When Andy and Joe first meet, Beckett is near the end of his rope in finding an attorney to represent him in his wrongful termination suit against his former firm. Miller is a talented lawyer, but he’s also the kind of guy who runs personal injury ads on your local TV. The two men shake hands. Miller is ever eager to take on a new client. That is until he finds out that Andy is gay. At which point he wipes his hand on his trousers – as if to try to scrape the gay away. Needless to say, Miller initially turns Beckett down.

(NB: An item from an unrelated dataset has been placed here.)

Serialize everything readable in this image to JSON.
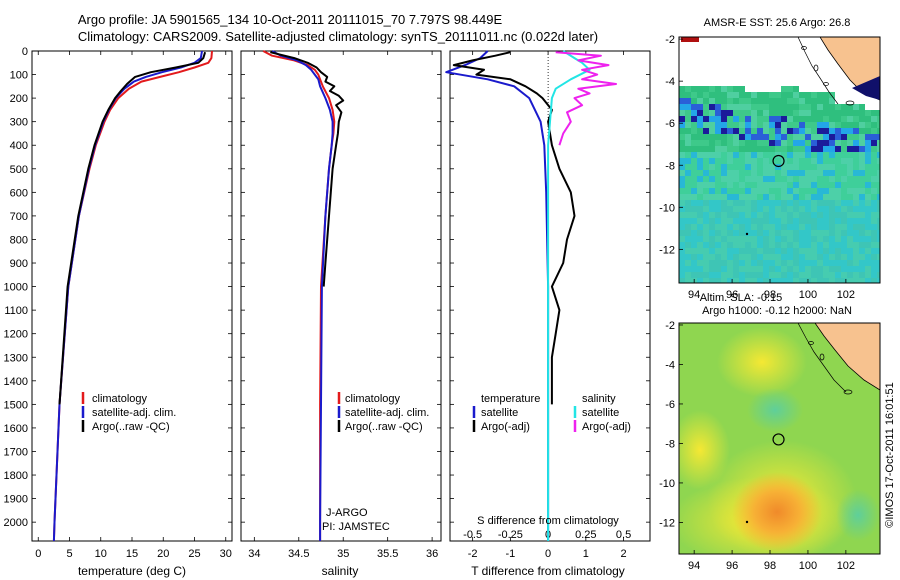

In a bit of cinematic serendipity, Miller later finds himself in the legal section of a library while Beckett is there doing research for his own case. Beckett is sicker now. His Kaposi lesions are more obvious. His coughing unmissable. A library employee asks Beckett if he will relocate as other patrons have complained about his presence. Seeing this from afar, Miller is affected, he’s touched, he shares Beckett’s pain. Philadelphia smartly never tells you exactly why, but I’ve always surmised that as a black man – in that moment – Miller recognizes the sort of clumsy and baseless discrimination he himself has suffered, if for different reasons.

The two then form an odd couple. Miller’s conversion is far from immediate though. As the case gains notoriety, Miller is approached in a convenience store by a young man showing appreciation. The conversation starts out friendly, until the fellow hits on Miller. He takes that forward gesture as a personal affront. Responding angrily and even making a scene as he departs. While he doesn’t say the words aloud, it’s clear that he’s not only offended by the come on, but by the mere suggestion that anyone could think he might be gay.

The magic in the way that Joe Miller changes is how, in the gifted hands of Washington, it’s almost invisible. It’s a fair argument to say that if you have to be personally affected to gain empathy for the plight of another, that isn’t empathy at all. That’s self-interest. At the same time, exposure and experience do color our perceptions, and when our humanity is openly accessible, it can lead to growth.

Such is the case with Washington’s Joe Miller. He begins the film as a man repelled by the idea of having even the most modest of contacts with a gay man, to standing next to Andrew Beckett on his death bed. And when Andy weakly reaches for his oxygen mask, Miller intervenes, taking it upon himself to adjust the mask for him. In that quiet, profoundly beautiful moment, Joe Miller has become a new man. A better one. In my 48 years on earth it is one of three times I have cried in a movie theater.

Joe Miller’s story has probably played out in a variety of fashions over the last 25 years since Philadelphia was released. In the homes of straight men learning of their child’s sexual preference. In the workplace where the person in the office or cubical next to them happens to be gay. Perhaps a friend who kept it silent for so many years who finally confides.

Philadelphia as a film is a bit of a time capsule. Hearkening back to a time when gay men were not only disallowed the right to marry, but when many could not even be who they are outside the walls of their own homes. In that regard, and in its many onscreen compromises, it’s a film that may appear antiquated in its approach.

Still, in its deeply humane – if overly cautious – telling, it’s success paved the way for bolder projects to come forth. It’s hard to imagine Brokeback Mountain or Call Me By Your Name without Philadelphia’s more modest embrace across the rainbow, a quarter of a century ago. That’s a significant achievement that goes beyond its unique artistic value.

Because in its depiction of Joe Miller, the film is not only remarkably effective, it is prescient. For all the compromises made to get Philadelphia onscreen, the steps Joe took toward a more enlightened tomorrow is the part they got more than right. That’s the part they got perfect. It’s the part that shaped a graceful arc in what was once too straight to bend.